Qualche contadino percorreva le vie del paese, a dorso di mulo. Gli occhi penetravano un orizzonte indecifrabile secondo il ritmo che appartiene ai pellegrini erranti senza tempo. Soltanto al passaggio di qualcuno la mano si alzava in un cenno di saluto la cui spazialità sembrava incommensurabile, a memoria dell’ospitalità omerica. Camminavamo nel labirinto di vicoli e non osavamo parlare: la nostra voce avrebbe dissipato quel luogo magico in cui potevamo ascoltare la parte più antica della nostra anima. Forse avevamo raggiunto l’utopia dei sogni, il non luogo della sospensione spazio-temporale. Il mondo quotidiano, a cui eravamo abituati, ci appariva lontano, offuscato ma, soprattutto, ne percepivamo l’indesiderabilità.

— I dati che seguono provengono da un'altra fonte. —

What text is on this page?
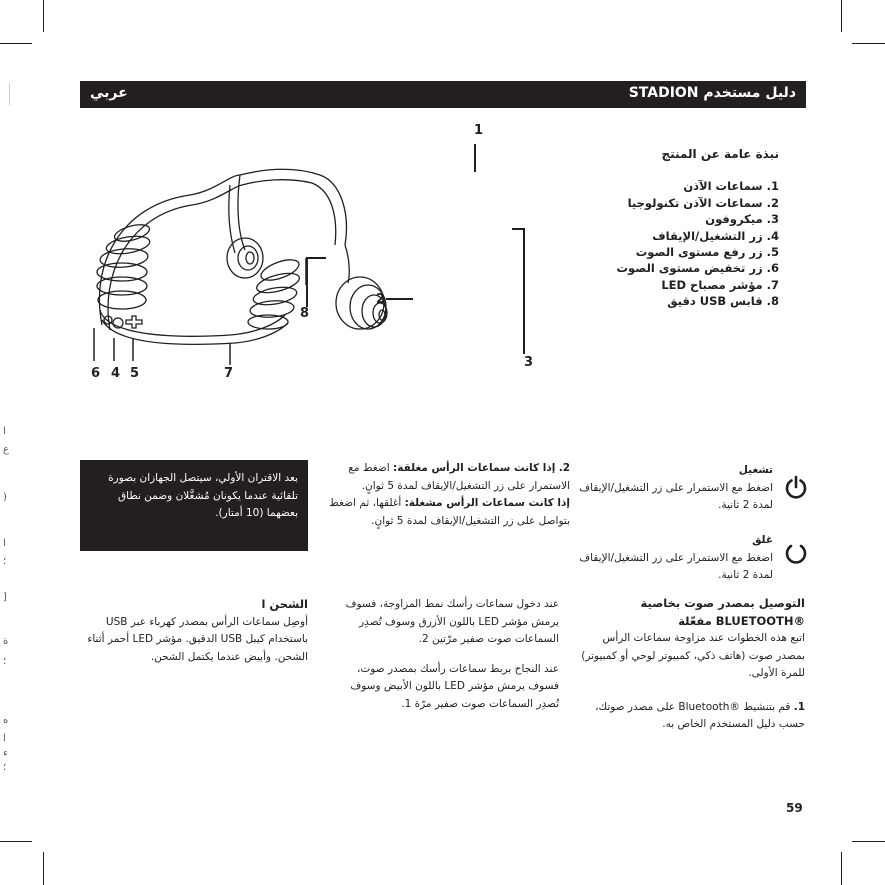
ا
ع
)
ا
؛
]
ة
؛
ه
ا
ء
؛
عربي	دليل مستخدم STADION
1
2
3
4 5
6	7
8
نبذة عامة عن المنتج
1. سماعات الآذن
2. سماعات الآذن تكنولوجيا
3. ميكروفون
4. زر التشغيل/الإيقاف
5. زر رفع مستوى الصوت
6. زر تخفيض مستوى الصوت
7. مؤشر مصباح LED
8. قابس USB دقيق

بعد الاقتران الأولي، سيتصل الجهازان بصورة تلقائية عندما يكونان مُشغَّلان وضمن نطاق بعضهما (10 أمتار).

تشغيل
اضغط مع الاستمرار على زر التشغيل/الإيقاف لمدة 2 ثانية.
غلق
اضغط مع الاستمرار على زر التشغيل/الإيقاف لمدة 2 ثانية.
التوصيل بمصدر صوت بخاصية
®BLUETOOTH مفعّلة
اتبع هذه الخطوات عند مزاوجة سماعات الرأس بمصدر صوت (هاتف ذكي، كمبيوتر لوحي أو كمبيوتر) للمرة الأولى.
1. قم بتنشيط ®Bluetooth على مصدر صوتك، حسب دليل المستخدم الخاص به.
2. إذا كانت سماعات الرأس مغلقة: اضغط مع الاستمرار على زر التشغيل/الإيقاف لمدة 5 ثوانٍ.
إذا كانت سماعات الرأس مشغلة: أغلقها، ثم اضغط بتواصل على زر التشغيل/الإيقاف لمدة 5 ثوانٍ.
عند دخول سماعات رأسك نمط المزاوجة، فسوف يرمش مؤشر LED باللون الأزرق وسوف تُصدِر السماعات صوت صفير مرّتين 2.
عند النجاح بربط سماعات رأسك بمصدر صوت، فسوف يرمش مؤشر LED باللون الأبيض وسوف تُصدِر السماعات صوت صفير مرّة 1.
الشحن ا
أوصِل سماعات الرأس بمصدر كهرباء عبر USB باستخدام كيبل USB الدقيق. مؤشر LED أحمر أثناء الشحن. وأبيض عندما يكتمل الشحن.
59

Il suono della lira, ascoltata la sera precedente, affiorava come un ricordo senza consapevolezza. Ci aveva incantato, come cobra, la gestualità ritmica di Antonio, agili dita per suoni eguali a se stessi in una ripetizione ossessiva. Non c’era inizio, non c’era fine: soltanto la gioia della musica dionisiaca che elude ogni tragedia e che inneggia all’eternità della vita, alla circolarità del tempo, all’unità atavica dell’uomo, quando corpo e anima costituivano un tutt’uno.
Di nuovo lo stesso ritmo bacchico ci rapiva, trasportandoci presso una vecchia insegna, quasi illeggibile, “Café”. Nell’atrio, una minuta donna, silenziosa, ci scrutava. Sul volto, rugoso e stanco, contemplavamo il gioco teatrale delle maschere, origine della storia dell’uomo. Panchine di legno accoglievano camminatori stanchi. Sorseggiavamo un caffè dai sapori forti e racconti incomprensibili riempivano le nostre orecchie. I nostri cuori si aprivano a un ascolto nuovo, fatto di gesti e di rituali dove lo spazio della parola non esiste.
E poi, al “Cafè”, ecco Giorgio e con lui la memoria della scuola italiana quando l’isola si chiamava Scarpanto. D’improvviso il canto epico prendeva il sopravvento su ogni suono. Ascoltavamo narrazioni intessute di immagini care e sfuocate che appartenevano a un tempo amato e rimpianto. Pagine di tradizione orale e di racconti senza regole linguistiche. La parola si ampliava negli spazi affettivi, la maieutica socratica trionfava nel ricordo della maestra venuta dall’Italia.
Ci guardavamo e mi rivedevo come Olimpia che in quest’isola insegnò. I miei stessi occhi, i miei capelli. Mi commuoveva ripensarla lontana dalla sua casa, in quest’isola dalle strade polverose e dalla roccia che precipita nel mare. Passeggiava tra la nebbia dei monti, di mattino, guardando il volo maestoso dei falchi. Sulla cattedra la attendevano gonfi fichi maturi, frutto dell’aspra terra, dono dell’ospitalità greca. Dalle panche di legno occhi vispi, scuri come le olive di Creta, la studiavano, pronti ad ascoltare la sua voce fatta di suoni a loro sconosciuti. La lingua degli dèi veniva negata e scacciata ma Olimpia non c’entrava in tutto ciò. Era l’immagine del preludio, della commedia prima che nascesse la tragedia.
Ci guardavamo chiedendoci, nel silenzio di pensieri comuni, se non avessimo raggiunto il luogo archetipo dell’anima o forse la sua utopia.
Sapevamo, di certo, di stare nello spazio onirico del viandante e questo ci bastava per soddisfare i desideri remoti della conoscenza dell’anima, che, per natura, ci appartengono.